Saturday, March 25, 2006

New Discovery: March 24, 2006/Taipei--Ximen Metro Station

Today, I woke up with an anxious feeling--my first one since coming to Taipei a few weeks ago--well, besides the anxiety I felt after taking the translation test: "What if my translation abilities didn't meet their expectations?" It is kind of funny that such feelings (the ones I felt this morning) should arise now, given that I am less than two days from opening a bank account into which my first paycheck will be deposted, and from hearing the final decision from RTI. Why now? Why today? More mysteries offered by life and my swirling consciousness.

So, after eating breakfast I went to the metro station, thinking I would go to 101 (still the tallest building in the world) to continue reading the new Murukami book in the lobby outside the Page One bookstore. But by accident...I got on the blue line of the Metro going in the opposited direction, towards Longshan Temple: "Oh, I guess I'll go hang out at Longshan for awhile. However, I never made it to my favorite temple.

Instead, I got off at the stop before--Ximen (West Gate), which I had always known as a hangout for high school students and as a place to see movies. I got off there and after walking around for a bit ("Wow, it's pretty cool here!"), I entered a Starbucks and ordered a coffee. Inside, on the second floor, there was a large window in front of which you could sit and look out at the scene of walking people enfolding before your eyes. I sat...and sat...and sat...and read my book.

Then, after some time, and finishing my drink, I walked outside--the sun was threatening to go into hiding behind the impetuous clouds--and explored the streets. Just as the thought to get back on the Metro and fulfill my (second) original plan to go to Lonshan Temple crept back into my mind, I happened upon another temple--the Palace of the Heavenly Empress--the wife of the Jade Emperor--the Saintly Mother of Heaven Above--Mazu.

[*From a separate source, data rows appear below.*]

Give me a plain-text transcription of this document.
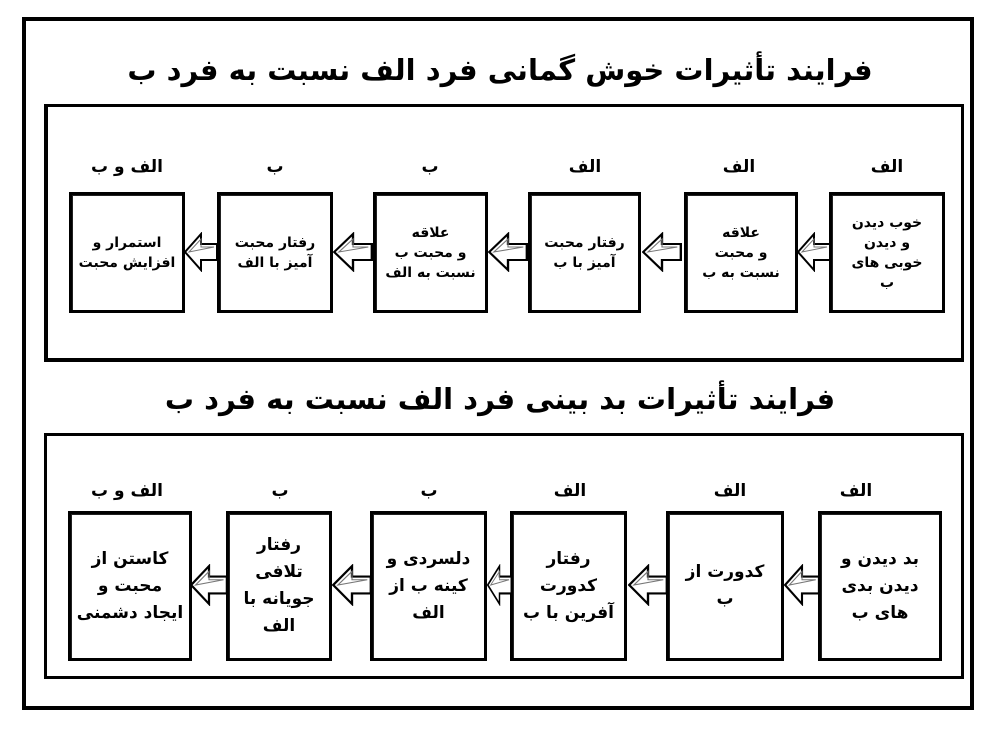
فرایند تأثیرات خوش گمانی فرد الف نسبت به فرد ب
الف
الف
الف
ب
ب
الف و ب
خوب دیدن
و دیدن
خوبی های
ب
علاقه
و محبت
نسبت به ب
رفتار محبت
آمیز با ب
علاقه
و محبت ب
نسبت به الف
رفتار محبت
آمیز با الف
استمرار و
افزایش محبت
فرایند تأثیرات بد بینی فرد الف نسبت به فرد ب
الف
الف
الف
ب
ب
الف و ب
بد دیدن و
دیدن بدی
های ب
کدورت از
ب
رفتار کدورت
آفرین با ب
دلسردی و
کینه ب از
الف
رفتار تلافی
جویانه با
الف
کاستن از
محبت و
ایجاد دشمنی
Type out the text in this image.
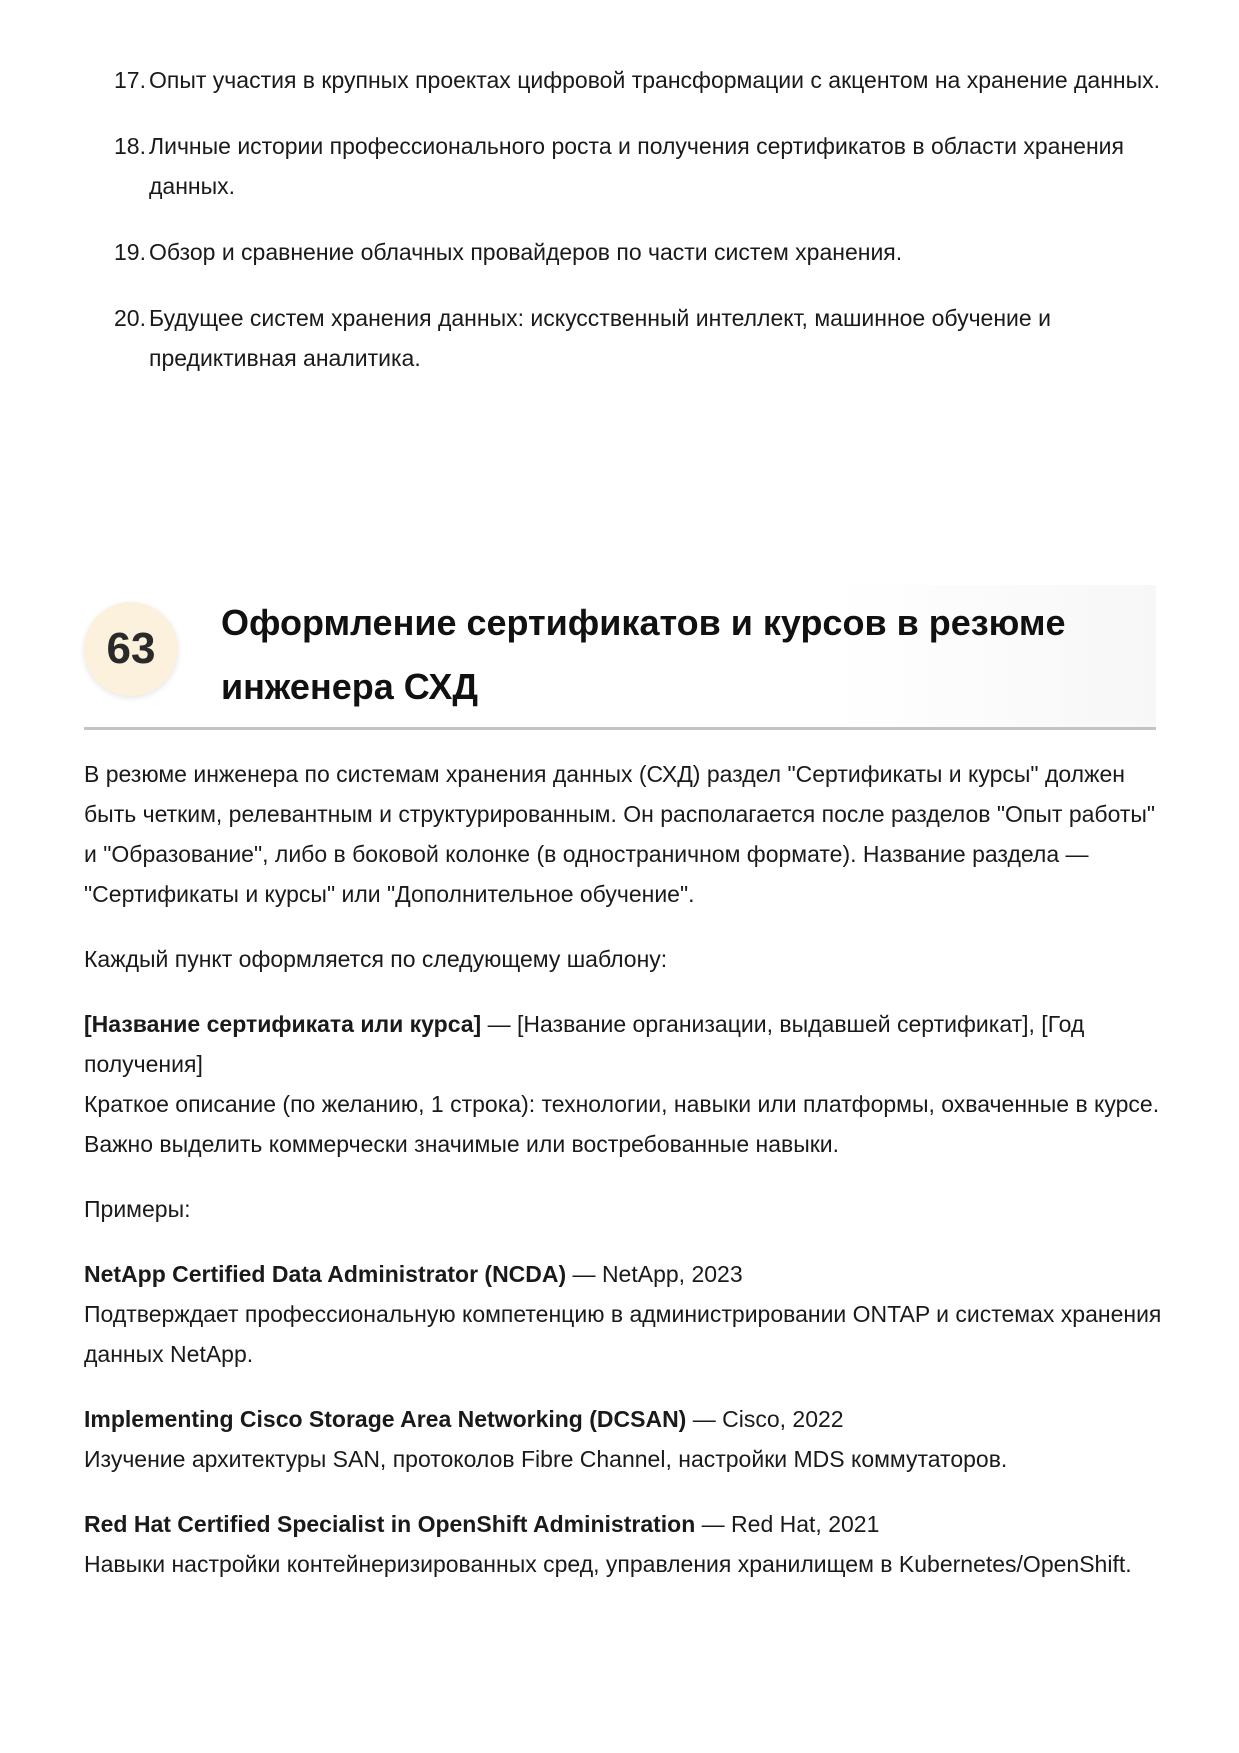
17. Опыт участия в крупных проектах цифровой трансформации с акцентом на хранение данных.
18. Личные истории профессионального роста и получения сертификатов в области хранения данных.
19. Обзор и сравнение облачных провайдеров по части систем хранения.
20. Будущее систем хранения данных: искусственный интеллект, машинное обучение и предиктивная аналитика.
63
Оформление сертификатов и курсов в резюме инженера СХД

В резюме инженера по системам хранения данных (СХД) раздел "Сертификаты и курсы" должен быть четким, релевантным и структурированным. Он располагается после разделов "Опыт работы" и "Образование", либо в боковой колонке (в одностраничном формате). Название раздела — "Сертификаты и курсы" или "Дополнительное обучение".

Каждый пункт оформляется по следующему шаблону:

[Название сертификата или курса] — [Название организации, выдавшей сертификат], [Год получения]
Краткое описание (по желанию, 1 строка): технологии, навыки или платформы, охваченные в курсе. Важно выделить коммерчески значимые или востребованные навыки.

Примеры:

NetApp Certified Data Administrator (NCDA) — NetApp, 2023
Подтверждает профессиональную компетенцию в администрировании ONTAP и системах хранения данных NetApp.

Implementing Cisco Storage Area Networking (DCSAN) — Cisco, 2022
Изучение архитектуры SAN, протоколов Fibre Channel, настройки MDS коммутаторов.

Red Hat Certified Specialist in OpenShift Administration — Red Hat, 2021
Навыки настройки контейнеризированных сред, управления хранилищем в Kubernetes/OpenShift.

Of course, I entered.

One thing I like about Taipei, and I guess Taiwan in general, is the amount of seemingly random temples you can chance upon at the most unexpected moments. From large temples like Longshan to very small shrines used and maintained by locals. Enter any one of these temples and you are in a different reality, one governed by deities, and in which incense smoke reaches the highest heavens.

Well, I haven't gotten to my discovery. Eventually, I returned to the Ximen station, and was ready to renew my (first) original plan. As I was waiting for the Metro to arrive, I glanced upon an ad for iced tea. A girl, her upper body concealed from the viewer, apparently observed something, but you can't see what it is. The imagination must fill in the missing space.

Next to the girl are the following mysterious words:

which, after further inspection, I will tentatively translate as:
In an instant, while my vision was bedazzled, the grassy field transformed......It's better not to say anything about it. You wouldn't believe me anyway if I did.
Frankly, I don't know what these words mean, but they left me with a mysterious feeling (especially after spending time in the temple), and I was struck by their use in an iced tea advertisement. What is the connection to iced tea?

Were these words concocted by some advertising wizard? No! They were written by Xu Zhimo徐志摩; that was my discovery--Xu Zhimo. I had known about Xu Zhimo before, but had never before read his lines. It became my mission to discover what poem this was.

So, I got on the train to 101, now with a mission: What was the poem?

Again, I never made it to that destination--I got off at the right stop, but I never entered 101, because the City Government Eslite (Chengpin誠品) bookstore was closer. I walked in and asked at the information desk where I might find Xu Zhimo's books. I said I saw an ad with a poem by him and really liked it. He took me to the place, led me to Xu Zhimo's, and told me about the famous litery genius and his beautiful prose which is like poetry.

I sat there for hours looking for the no avail. Do you know why I couldn't find it--because it wasn't a poem; it was a work of prose one of his sanwen散文. When I got back here, I did a google search and discovered that the lines of what I thought were a poem were the ending of his famous prose piece: "The Cambridge That I Know," about his experiences at Cambridge University.